Celebs are ‘super-spreaders’ of coronavirus fake news, study says
Celebrities are “super-spreaders” of fake news and conspiracy theories during times of crisis — including the coronavirus pandemic, experts say.
Researchers from Queensland University in Australia blamed stars, such as Woody Harrelson and Whiz Khalifa, in a study probing how far-fetched fringe internet theories become front-page news.
“These are the super-spreaders. These are the people who are really making something go viral,” Axel Bruns, a professor with the school’s Technology’s Digital Media Research Centre, said in an online presentation Thursday.
Big-mouth celebs can even fuel misinformation just by discussing a bonkers theory — without pushing it — on social media, he said.
“It’s one thing to post this from a conspiracy account that’s got a few hundred followers, but once you get major celebrities with literally millions of followers on Twitter or Facebook talking about this, even just dismissively, obviously it reaches a much, much larger audience,” said Bruns.

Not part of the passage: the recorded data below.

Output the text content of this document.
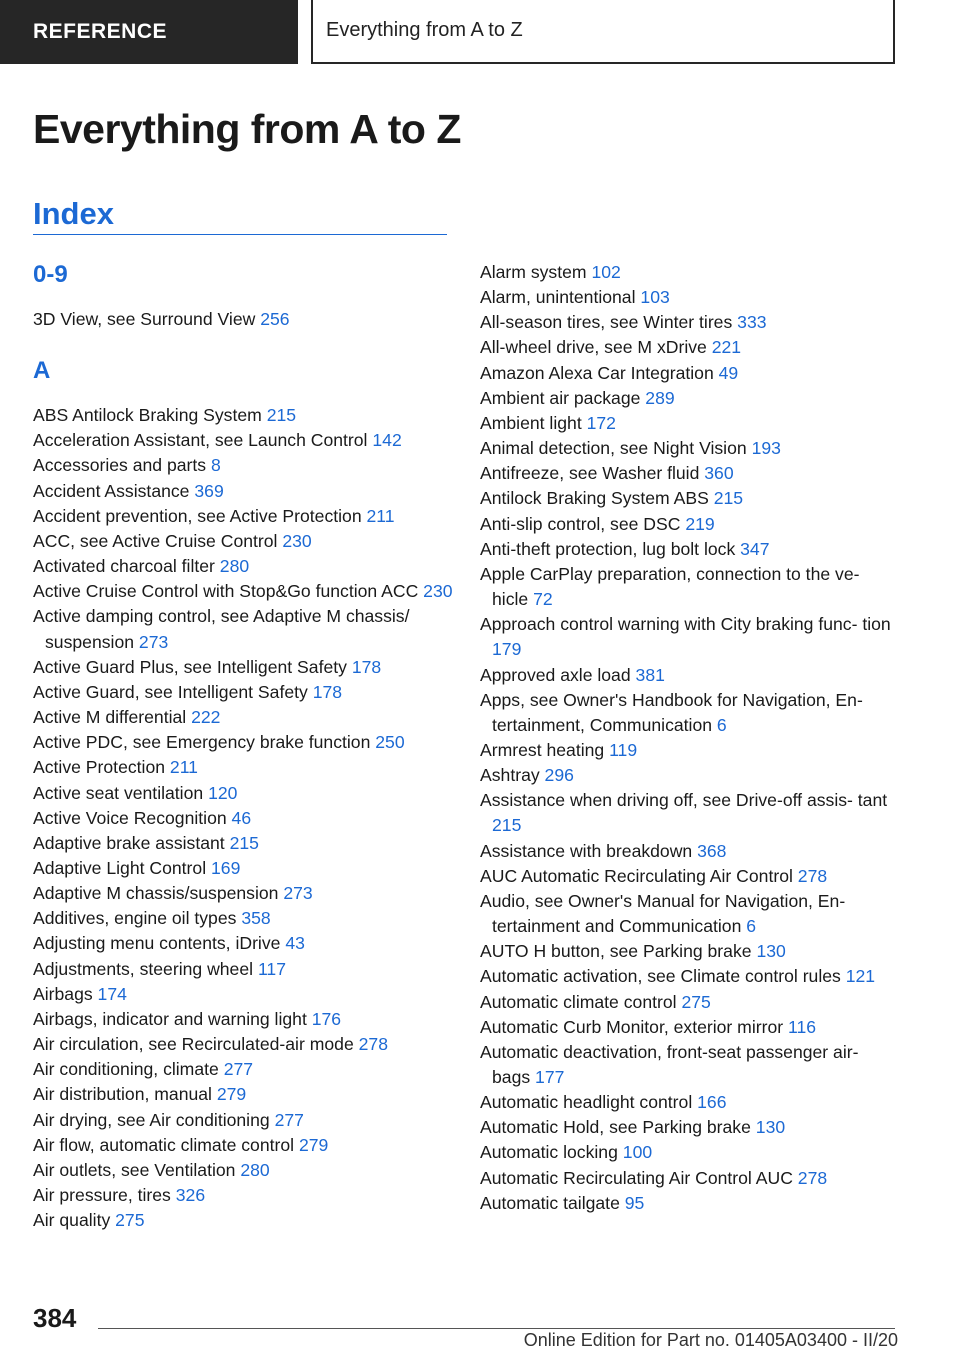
REFERENCE	Everything from A to Z
Everything from A to Z
Index
0-9
3D View, see Surround View 256
A
ABS Antilock Braking System 215
Acceleration Assistant, see Launch Control 142
Accessories and parts 8
Accident Assistance 369
Accident prevention, see Active Protection 211
ACC, see Active Cruise Control 230
Activated charcoal filter 280
Active Cruise Control with Stop&Go function ACC 230
Active damping control, see Adaptive M chassis/ suspension 273
Active Guard Plus, see Intelligent Safety 178
Active Guard, see Intelligent Safety 178
Active M differential 222
Active PDC, see Emergency brake function 250
Active Protection 211
Active seat ventilation 120
Active Voice Recognition 46
Adaptive brake assistant 215
Adaptive Light Control 169
Adaptive M chassis/suspension 273
Additives, engine oil types 358
Adjusting menu contents, iDrive 43
Adjustments, steering wheel 117
Airbags 174
Airbags, indicator and warning light 176
Air circulation, see Recirculated-air mode 278
Air conditioning, climate 277
Air distribution, manual 279
Air drying, see Air conditioning 277
Air flow, automatic climate control 279
Air outlets, see Ventilation 280
Air pressure, tires 326
Air quality 275
Alarm system 102
Alarm, unintentional 103
All-season tires, see Winter tires 333
All-wheel drive, see M xDrive 221
Amazon Alexa Car Integration 49
Ambient air package 289
Ambient light 172
Animal detection, see Night Vision 193
Antifreeze, see Washer fluid 360
Antilock Braking System ABS 215
Anti-slip control, see DSC 219
Anti-theft protection, lug bolt lock 347
Apple CarPlay preparation, connection to the ve‐ hicle 72
Approach control warning with City braking func‐ tion 179
Approved axle load 381
Apps, see Owner's Handbook for Navigation, En‐ tertainment, Communication 6
Armrest heating 119
Ashtray 296
Assistance when driving off, see Drive-off assis‐ tant 215
Assistance with breakdown 368
AUC Automatic Recirculating Air Control 278
Audio, see Owner's Manual for Navigation, En‐ tertainment and Communication 6
AUTO H button, see Parking brake 130
Automatic activation, see Climate control rules 121
Automatic climate control 275
Automatic Curb Monitor, exterior mirror 116
Automatic deactivation, front-seat passenger air‐ bags 177
Automatic headlight control 166
Automatic Hold, see Parking brake 130
Automatic locking 100
Automatic Recirculating Air Control AUC 278
Automatic tailgate 95
384
Online Edition for Part no. 01405A03400 - II/20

Researchers found that spikes in the circulation of COVID-19-related misinformation online were almost always linked to celebrity or media endorsements.
In one example, they examined the recent fake news that 5G cellphone towers spread the coronavirus and found that most “shares” about it happened after “The Hunger Games” actor Woody Harrelson promoted the conspiracy theory on Instagram, and rapper Whiz Khalifa spoke about it in a Facebook video.
In a now-deleted Instagram post, Harrelson, 58, told his more than 2 million followers that he found a report about “the negative effects of 5G” and its supposed role in the coronavirus pandemic “very interesting.”
Circulation of the dangerous theory also increased after UK tabloid the Daily Express wrote an article about it, and when a UK boxer posted a video on the subject to a sports group with almost 26 million members, according to the study.
“Now the public is genuinely confused, and genuinely divided. They’re pointing fingers at China … and at each other,” said another researcher, Timothy Graham.
“This is payday for disinformers. This is the best thing that could happen to them and the worst thing that could happen for democracy,” he said, according to the Brisbane Times.